The Surprising Work of God

Sean Lucas
Over vacation, one of the books I finished was Garth Rosell's new book, The Surprising Work of God. Rosell, former director of the Ockenga Institute at Gordon-Conwell Theological Seminary, uses the relationship between Harold John Ockenga and Billy Graham as a lens through which to understand modern evangelicalism. Suggesting that the period right around 1950 was crucial for contemporary evangelicals, Rosell explores some of the forgotten names and personalities of the period.
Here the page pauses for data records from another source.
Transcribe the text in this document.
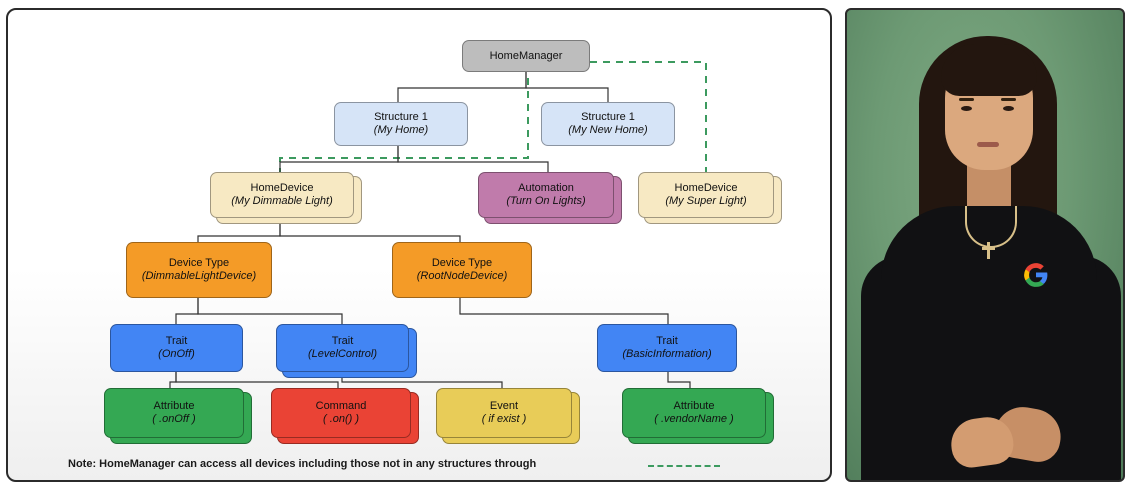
HomeManager
Structure 1
(My Home)
Structure 1
(My New Home)
HomeDevice
(My Dimmable Light)
Automation
(Turn On Lights)
HomeDevice
(My Super Light)
Device Type
(DimmableLightDevice)
Device Type
(RootNodeDevice)
Trait
(OnOff)
Trait
(LevelControl)
Trait
(BasicInformation)
Attribute
( .onOff )
Command
( .on() )
Event
( if exist )
Attribute
( .vendorName )
Note: HomeManager can access all devices including those not in any structures through
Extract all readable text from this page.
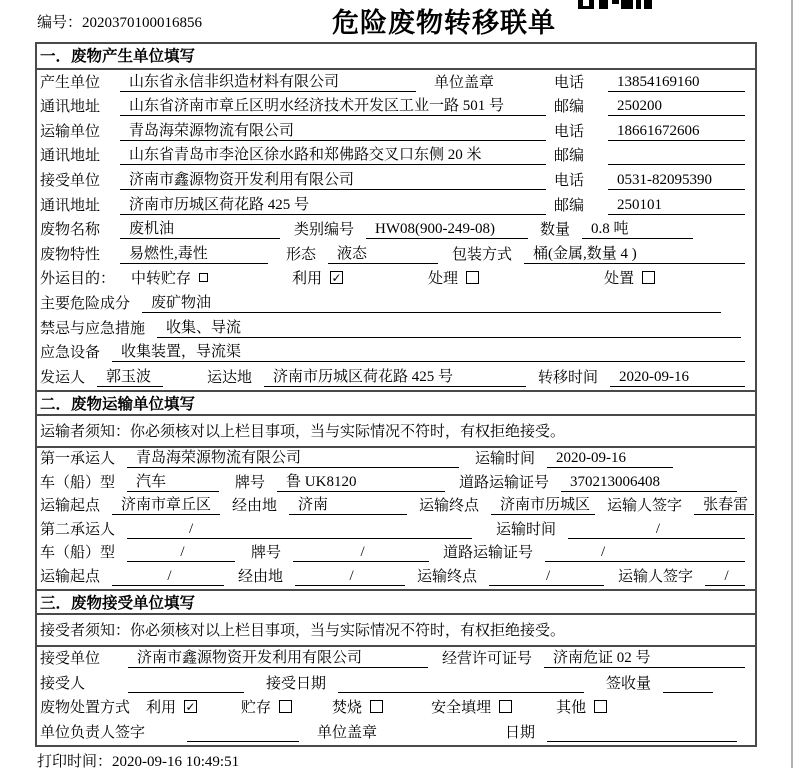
编号：2020370100016856	危险废物转移联单
一．废物产生单位填写
产生单位	山东省永信非织造材料有限公司	单位盖章	电话	13854169160
通讯地址	山东省济南市章丘区明水经济技术开发区工业一路 501 号	邮编	250200
运输单位	青岛海荣源物流有限公司	电话	18661672606
通讯地址	山东省青岛市李沧区徐水路和郑佛路交叉口东侧 20 米	邮编
接受单位	济南市鑫源物资开发利用有限公司	电话	0531-82095390
通讯地址	济南市历城区荷花路 425 号	邮编	250101
废物名称	废机油	类别编号	HW08(900-249-08)	数量	0.8 吨
废物特性	易燃性,毒性	形态	液态	包装方式	桶(金属,数量 4 )
外运目的： 中转贮存	利用 ✓	处理	处置
主要危险成分	废矿物油
禁忌与应急措施	收集、导流
应急设备	收集装置，导流渠
发运人	郭玉波	运达地	济南市历城区荷花路 425 号	转移时间	2020-09-16
二．废物运输单位填写
运输者须知：你必须核对以上栏目事项，当与实际情况不符时，有权拒绝接受。
第一承运人	青岛海荣源物流有限公司	运输时间	2020-09-16
车（船）型	汽车	牌号	鲁 UK8120	道路运输证号	370213006408
运输起点	济南市章丘区	经由地	济南	运输终点	济南市历城区	运输人签字	张春雷
第二承运人	/	运输时间	/
车（船）型	/	牌号	/	道路运输证号	/
运输起点	/	经由地	/	运输终点	/	运输人签字	/
三．废物接受单位填写
接受者须知：你必须核对以上栏目事项，当与实际情况不符时，有权拒绝接受。
接受单位	济南市鑫源物资开发利用有限公司	经营许可证号	济南危证 02 号
接受人	接受日期	签收量
废物处置方式 利用 ✓	贮存	焚烧	安全填埋	其他
单位负责人签字	单位盖章	日期
打印时间：2020-09-16 10:49:51
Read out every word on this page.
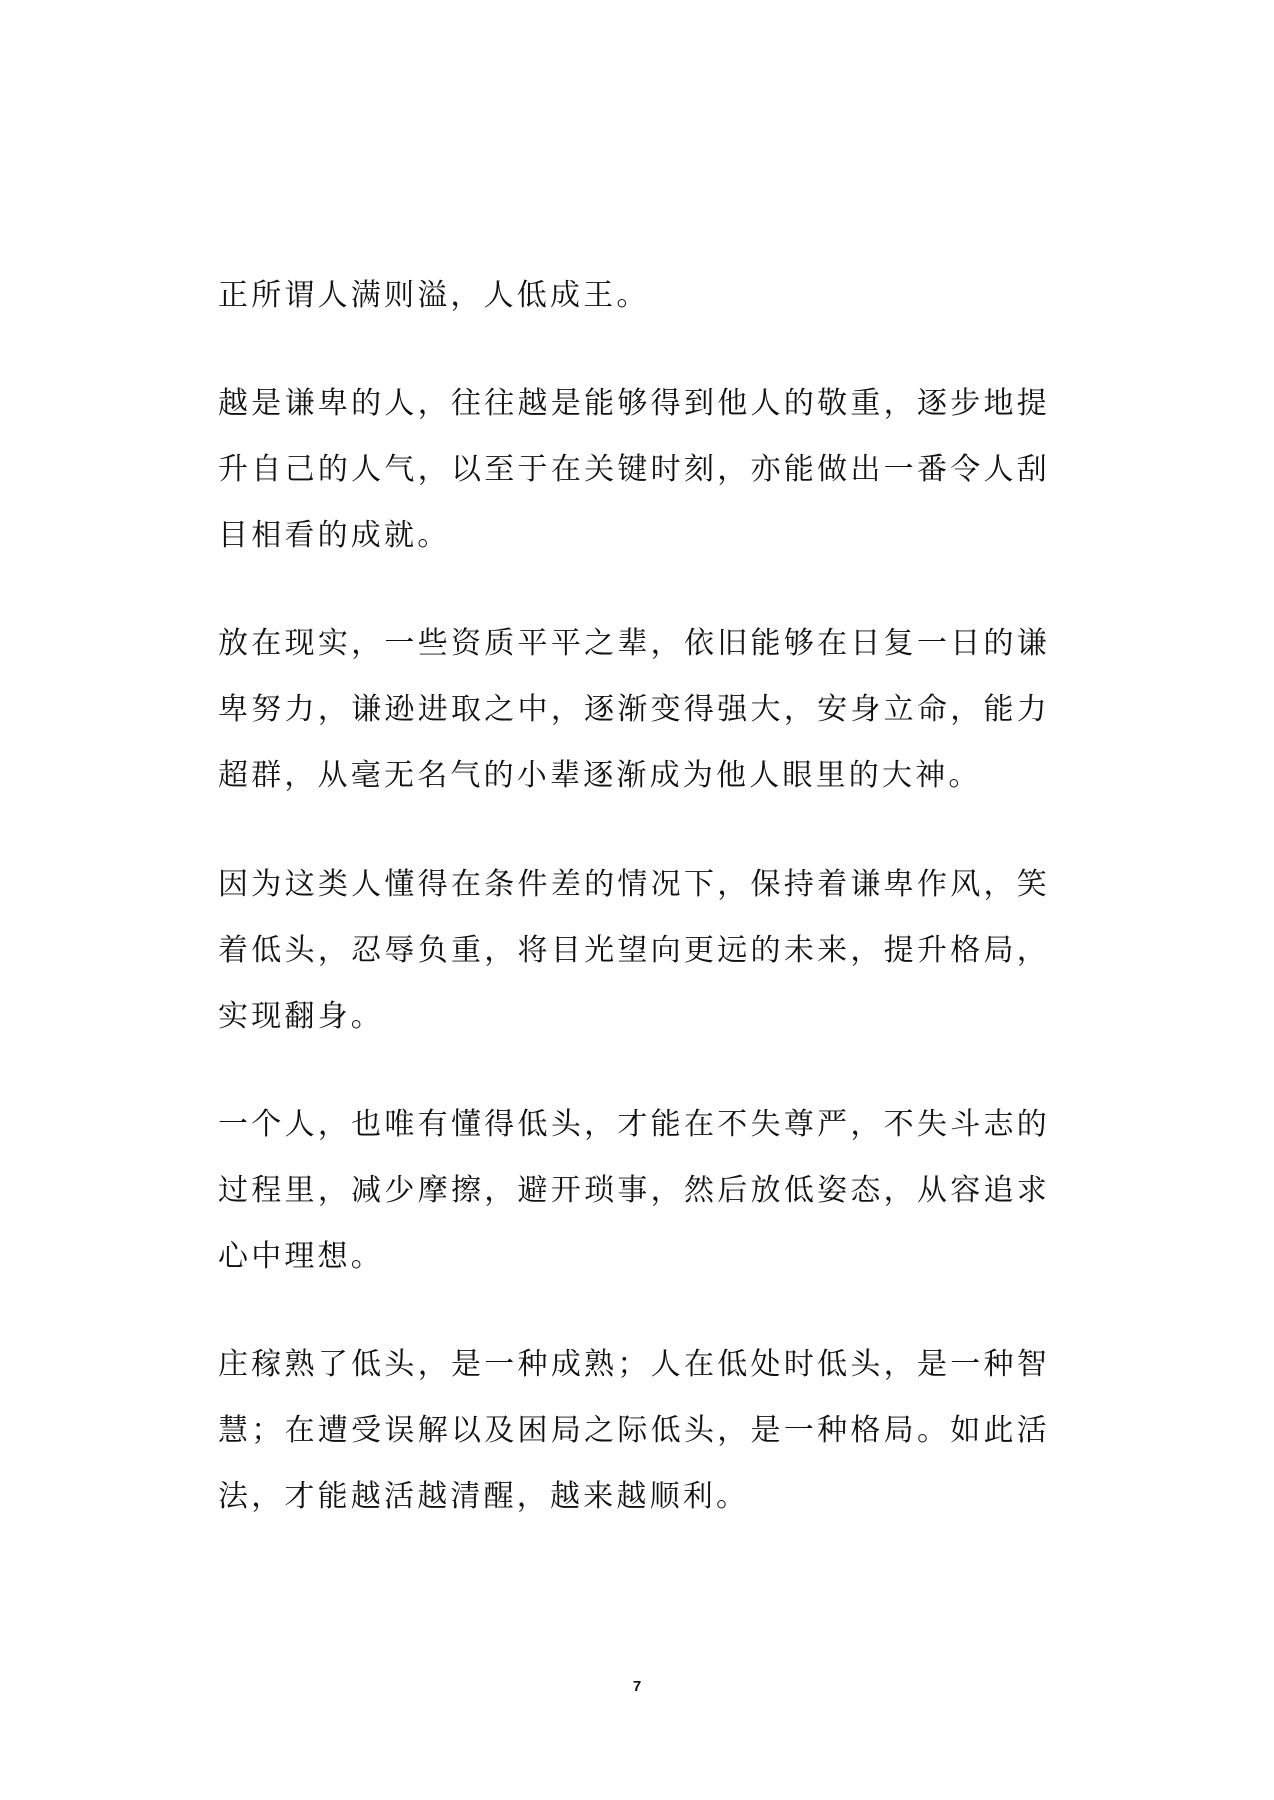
正所谓人满则溢，人低成王。
越是谦卑的人，往往越是能够得到他人的敬重，逐步地提
升自己的人气，以至于在关键时刻，亦能做出一番令人刮
目相看的成就。
放在现实，一些资质平平之辈，依旧能够在日复一日的谦
卑努力，谦逊进取之中，逐渐变得强大，安身立命，能力
超群，从毫无名气的小辈逐渐成为他人眼里的大神。
因为这类人懂得在条件差的情况下，保持着谦卑作风，笑
着低头，忍辱负重，将目光望向更远的未来，提升格局，
实现翻身。
一个人，也唯有懂得低头，才能在不失尊严，不失斗志的
过程里，减少摩擦，避开琐事，然后放低姿态，从容追求
心中理想。
庄稼熟了低头，是一种成熟；人在低处时低头，是一种智
慧；在遭受误解以及困局之际低头，是一种格局。如此活
法，才能越活越清醒，越来越顺利。
7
This book has some real strengths and stunning disappointments. For the strengths: 1) Ockenga deserved a book like this; a fascinating figure, the book reads like a biography for the first hundred pages. Rosell clearly has mined the riches of the Ockenga personal papers in order to present a compelling picture of this quintisential evangelical. 2) The focus on the 1950 Boston Crusade provided an interesting lens on Graham's ministry. My only regret here was that Rosell doesn't appear to have interacted with Peggy Bendroth's brilliant Fundamentalists in the City, which closes with the Graham campaign.
 
But the disappointments, candidly, outweighed the strengths. 1) There was a bit of distracting filler in the book: the lengthy introduction to historic evangelicalism (pp. 22-35) and the discourse on Charles Finney's contribution to education (pp. 189-95) serve as examples of material that a good editor should have removed. 2) Even more, while the 1950 Boston meetings were interesting, it wasn't clear that Rosell made the case that these meetings launched a worldwide movement. If anything, one could make that case for Graham's 1954 Harringay meetings or the 1945 Youth for Christ meetings in Chicago or a range of other important crusades.
 
3) Yet more, the book felt like it lost focus. While the main focus was Ockenga, the book spends the last three chapters outlining his vision for evangelicalism (Reclaiming the Culture; Renewing the Mind; Reaching the World); and then, it just stops. We go from the late 1950s to his death and the book is over. No mention, really, of the Fuller years (so interestingly covered by George Marsden in Reforming Fundamentalism that my wife actually read the book); no mention of Ockenga's presidency at Gordon-Conwell; no mention of Park Street's continued pulpit ministry in the 1950s and 1960s. The book just ends.
 
And that seems like the missed opportunity of this book. While Rosell could have painted a compelling picture of evangelicalism through the ministry of Harold John Ockenga, for whatever reason, the book's thesis became divided and ultimately lost. While it proved an interesting read for a summer vacation, it was not the important book on one of twentieth-century American evangelicalism's most important leaders that it could have been.